Two growers participating in a Dec. 16 program about local agricultural issues shared some of the best management practices (BMPs) their companies employ. The event was hosted by the University of Florida Institute of Food and Agricultural Sciences (UF/IFAS) Southwest Florida Research and Education Center (SWFREC) in Immokalee.
Danny Sutton, president and general manager of Alico Citrus, said Alico sprayers and spreaders use variable rate technology to apply inputs at the correct levels. He said HLB disease changed the way citrus reacts with the environment and that additional production costs to cope with HLB have hurt profitability.
Wes Roan, crop protection and food safety manager for Lipman Family Farms, said his company has participated in UF/IFAS research and will continue to participate. His company implements the highest level of technology in its delivery systems, which helps the company spend less money. Roan said his company has been composting to create better soil and increase water-holding capacity, among other benefits. He called for enhanced research to develop good BMPs.

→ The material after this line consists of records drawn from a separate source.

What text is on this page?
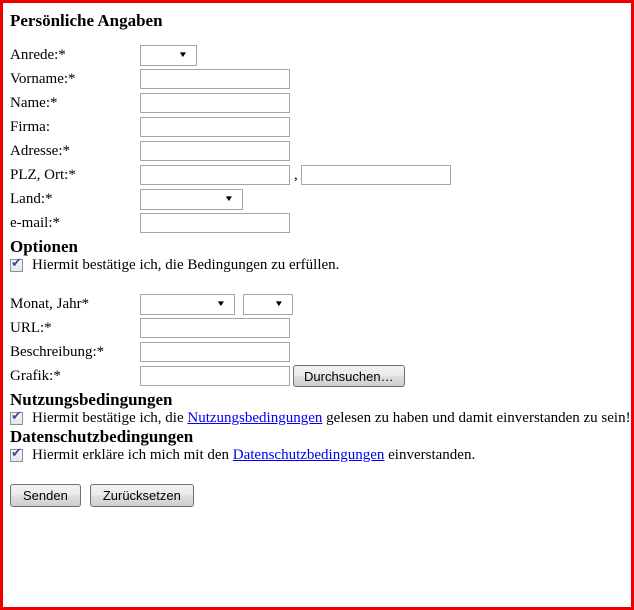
Persönliche Angaben
Anrede:*	▼
Vorname:*
Name:*
Firma:
Adresse:*
PLZ, Ort:*	,
Land:*	▼
e-mail:*
Optionen
✔ Hiermit bestätige ich, die Bedingungen zu erfüllen.
Monat, Jahr*	▼	▼
URL:*
Beschreibung:*
Grafik:*	Durchsuchen…
Nutzungsbedingungen
✔ Hiermit bestätige ich, die Nutzungsbedingungen gelesen zu haben und damit einverstanden zu sein!
Datenschutzbedingungen
✔ Hiermit erkläre ich mich mit den Datenschutzbedingungen einverstanden.
Senden	Zurücksetzen
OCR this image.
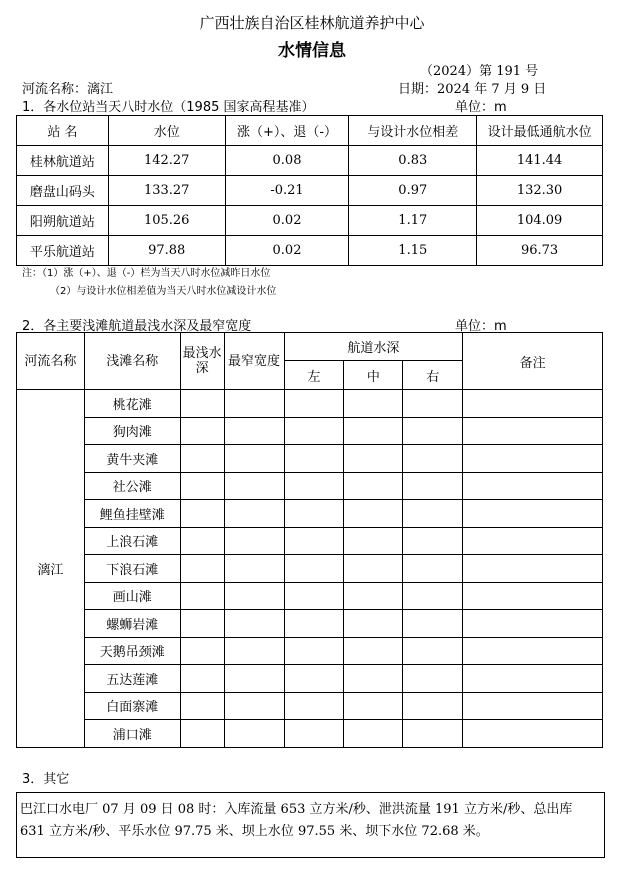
广西壮族自治区桂林航道养护中心
水情信息
（2024）第 191 号
河流名称：漓江	日期：2024 年 7 月 9 日
1．各水位站当天八时水位（1985 国家高程基准）	单位：m
站 名	水位	涨（+）、退（-）	与设计水位相差	设计最低通航水位
桂林航道站	142.27	0.08	0.83	141.44
磨盘山码头	133.27	-0.21	0.97	132.30
阳朔航道站	105.26	0.02	1.17	104.09
平乐航道站	97.88	0.02	1.15	96.73
注：（1）涨（+）、退（-）栏为当天八时水位减昨日水位
（2）与设计水位相差值为当天八时水位减设计水位
2．各主要浅滩航道最浅水深及最窄宽度	单位：m
河流名称	浅滩名称	最浅水深	最窄宽度	航道水深			备注
				左	中	右	
漓江	桃花滩						
	狗肉滩						
	黄牛夹滩						
	社公滩						
	鲤鱼挂壁滩						
	上浪石滩						
	下浪石滩						
	画山滩						
	螺蛳岩滩						
	天鹅吊颈滩						
	五达莲滩						
	白面寨滩						
	浦口滩						
3．其它
巴江口水电厂 07 月 09 日 08 时：入库流量 653 立方米/秒、泄洪流量 191 立方米/秒、总出库 631 立方米/秒、平乐水位 97.75 米、坝上水位 97.55 米、坝下水位 72.68 米。
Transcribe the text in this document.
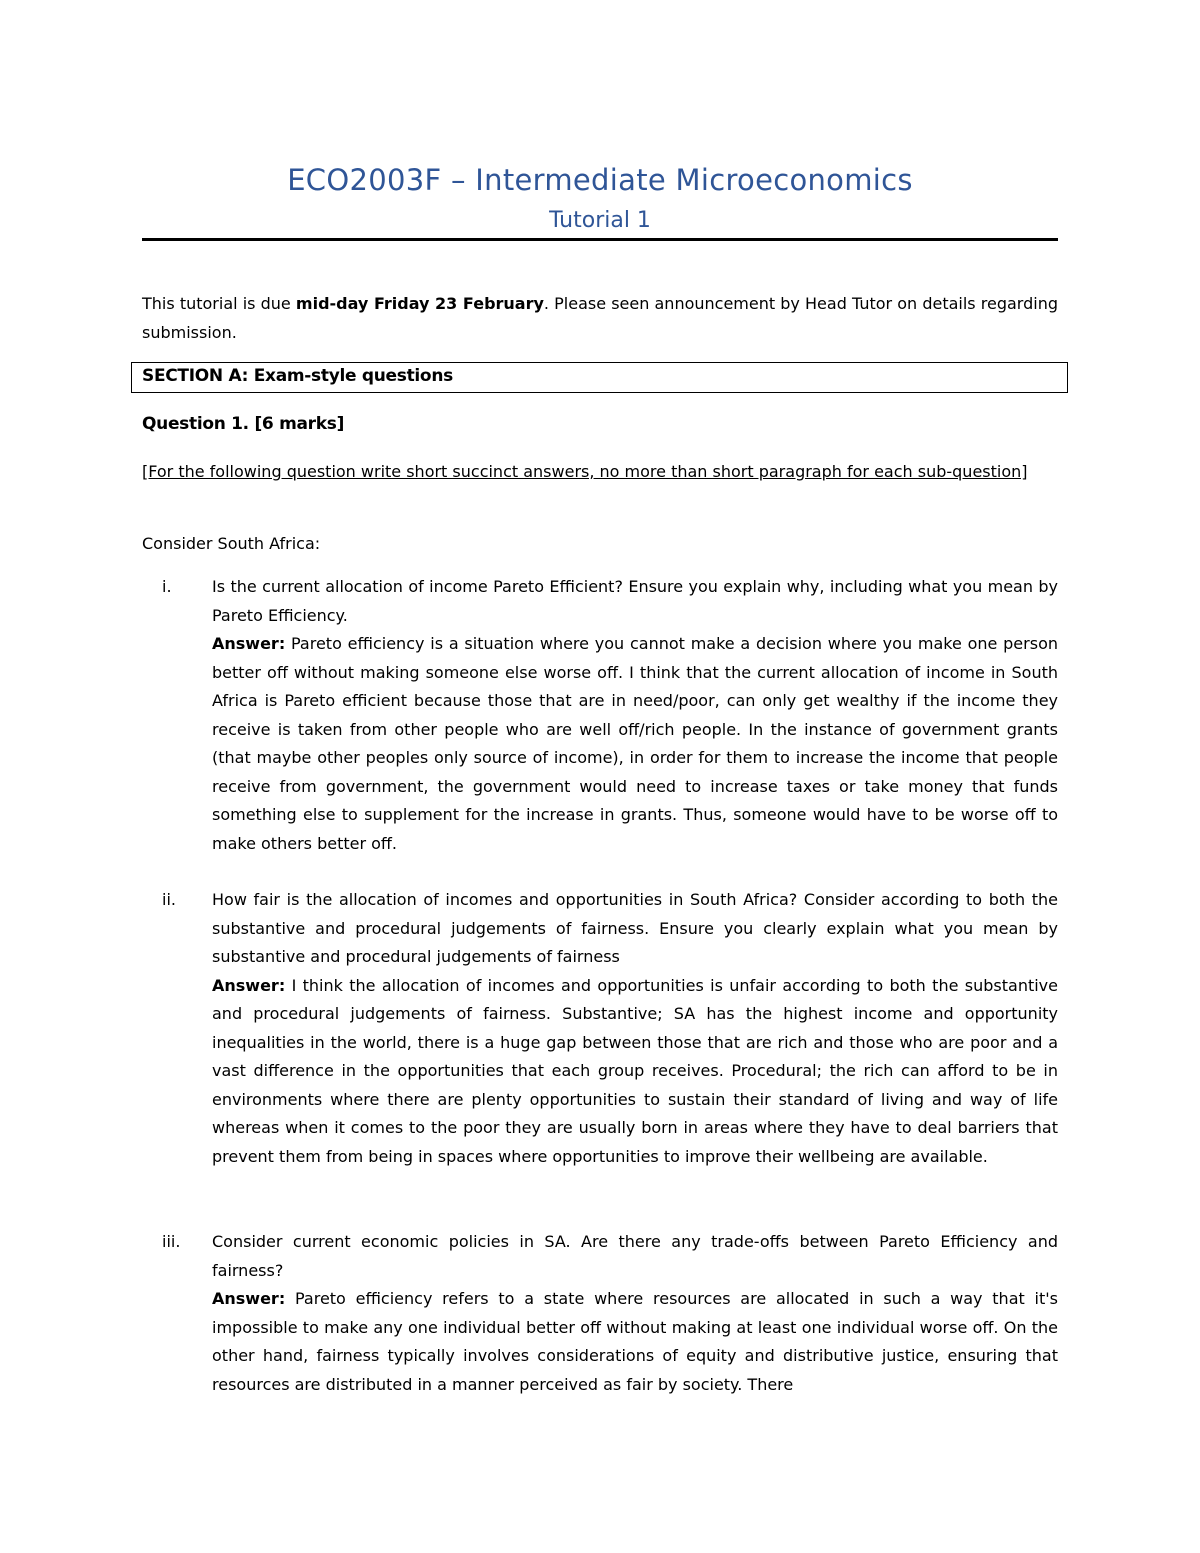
ECO2003F – Intermediate Microeconomics
Tutorial 1
This tutorial is due mid-day Friday 23 February. Please seen announcement by Head Tutor on details regarding submission.
SECTION A: Exam-style questions
Question 1. [6 marks]
[For the following question write short succinct answers, no more than short paragraph for each sub-question]
Consider South Africa:
i.	Is the current allocation of income Pareto Efficient? Ensure you explain why, including what you mean by Pareto Efficiency.
Answer: Pareto efficiency is a situation where you cannot make a decision where you make one person better off without making someone else worse off. I think that the current allocation of income in South Africa is Pareto efficient because those that are in need/poor, can only get wealthy if the income they receive is taken from other people who are well off/rich people. In the instance of government grants (that maybe other peoples only source of income), in order for them to increase the income that people receive from government, the government would need to increase taxes or take money that funds something else to supplement for the increase in grants. Thus, someone would have to be worse off to make others better off.
ii. How fair is the allocation of incomes and opportunities in South Africa? Consider according to both the substantive and procedural judgements of fairness. Ensure you clearly explain what you mean by substantive and procedural judgements of fairness
Answer: I think the allocation of incomes and opportunities is unfair according to both the substantive and procedural judgements of fairness. Substantive; SA has the highest income and opportunity inequalities in the world, there is a huge gap between those that are rich and those who are poor and a vast difference in the opportunities that each group receives. Procedural; the rich can afford to be in environments where there are plenty opportunities to sustain their standard of living and way of life whereas when it comes to the poor they are usually born in areas where they have to deal barriers that prevent them from being in spaces where opportunities to improve their wellbeing are available.
iii. Consider current economic policies in SA. Are there any trade-offs between Pareto Efficiency and fairness?
Answer: Pareto efficiency refers to a state where resources are allocated in such a way that it's impossible to make any one individual better off without making at least one individual worse off. On the other hand, fairness typically involves considerations of equity and distributive justice, ensuring that resources are distributed in a manner perceived as fair by society. There
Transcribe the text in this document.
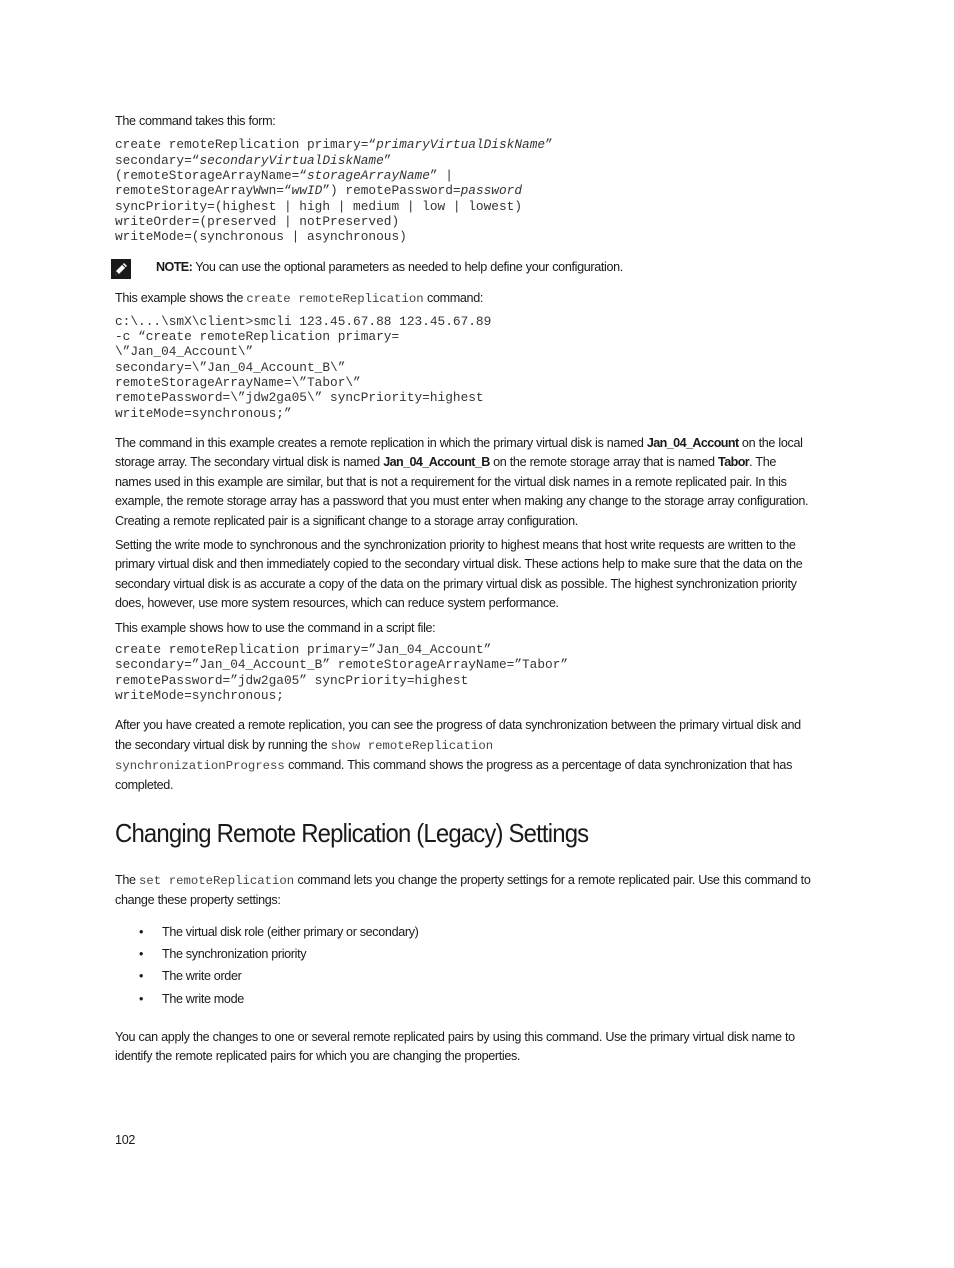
The command takes this form:

create remoteReplication primary=“primaryVirtualDiskName”
secondary=“secondaryVirtualDiskName”
(remoteStorageArrayName=“storageArrayName” |
remoteStorageArrayWwn=“wwID”) remotePassword=password
syncPriority=(highest | high | medium | low | lowest)
writeOrder=(preserved | notPreserved)
writeMode=(synchronous | asynchronous)

NOTE: You can use the optional parameters as needed to help define your configuration.

This example shows the create remoteReplication command:

c:\...\smX\client>smcli 123.45.67.88 123.45.67.89
-c “create remoteReplication primary=
\”Jan_04_Account\”
secondary=\”Jan_04_Account_B\”
remoteStorageArrayName=\”Tabor\”
remotePassword=\”jdw2ga05\” syncPriority=highest
writeMode=synchronous;”

The command in this example creates a remote replication in which the primary virtual disk is named Jan_04_Account on the local storage array. The secondary virtual disk is named Jan_04_Account_B on the remote storage array that is named Tabor. The names used in this example are similar, but that is not a requirement for the virtual disk names in a remote replicated pair. In this example, the remote storage array has a password that you must enter when making any change to the storage array configuration. Creating a remote replicated pair is a significant change to a storage array configuration.

Setting the write mode to synchronous and the synchronization priority to highest means that host write requests are written to the primary virtual disk and then immediately copied to the secondary virtual disk. These actions help to make sure that the data on the secondary virtual disk is as accurate a copy of the data on the primary virtual disk as possible. The highest synchronization priority does, however, use more system resources, which can reduce system performance.

This example shows how to use the command in a script file:

create remoteReplication primary=”Jan_04_Account”
secondary=”Jan_04_Account_B” remoteStorageArrayName=”Tabor”
remotePassword=”jdw2ga05” syncPriority=highest
writeMode=synchronous;

After you have created a remote replication, you can see the progress of data synchronization between the primary virtual disk and the secondary virtual disk by running the show remoteReplication
synchronizationProgress command. This command shows the progress as a percentage of data synchronization that has completed.

Changing Remote Replication (Legacy) Settings

The set remoteReplication command lets you change the property settings for a remote replicated pair. Use this command to change these property settings:

• The virtual disk role (either primary or secondary)
• The synchronization priority
• The write order
• The write mode

You can apply the changes to one or several remote replicated pairs by using this command. Use the primary virtual disk name to identify the remote replicated pairs for which you are changing the properties.

102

SWFREC Director Kelly Morgan said the majority of growers statewide participate in BMPs. “The BMPs give them a presumption that as long as they are doing the BMPs that are prescribed, they will have water quality going off of their fields that follow within the state guidelines,” he said.
Morgan added that SWFREC has 13 faculty working on research. “We are actively participating with growers to develop best management practices so that we will have minimal impact of agriculture on the environment,” he said.
The program about agricultural issues also included presentations from two UF/IFAS researchers and two Florida state representatives. The researchers discussed the success of the BMP program in the Everglades Agricultural Area and payment for water storage and treatment services in the northern Everglades.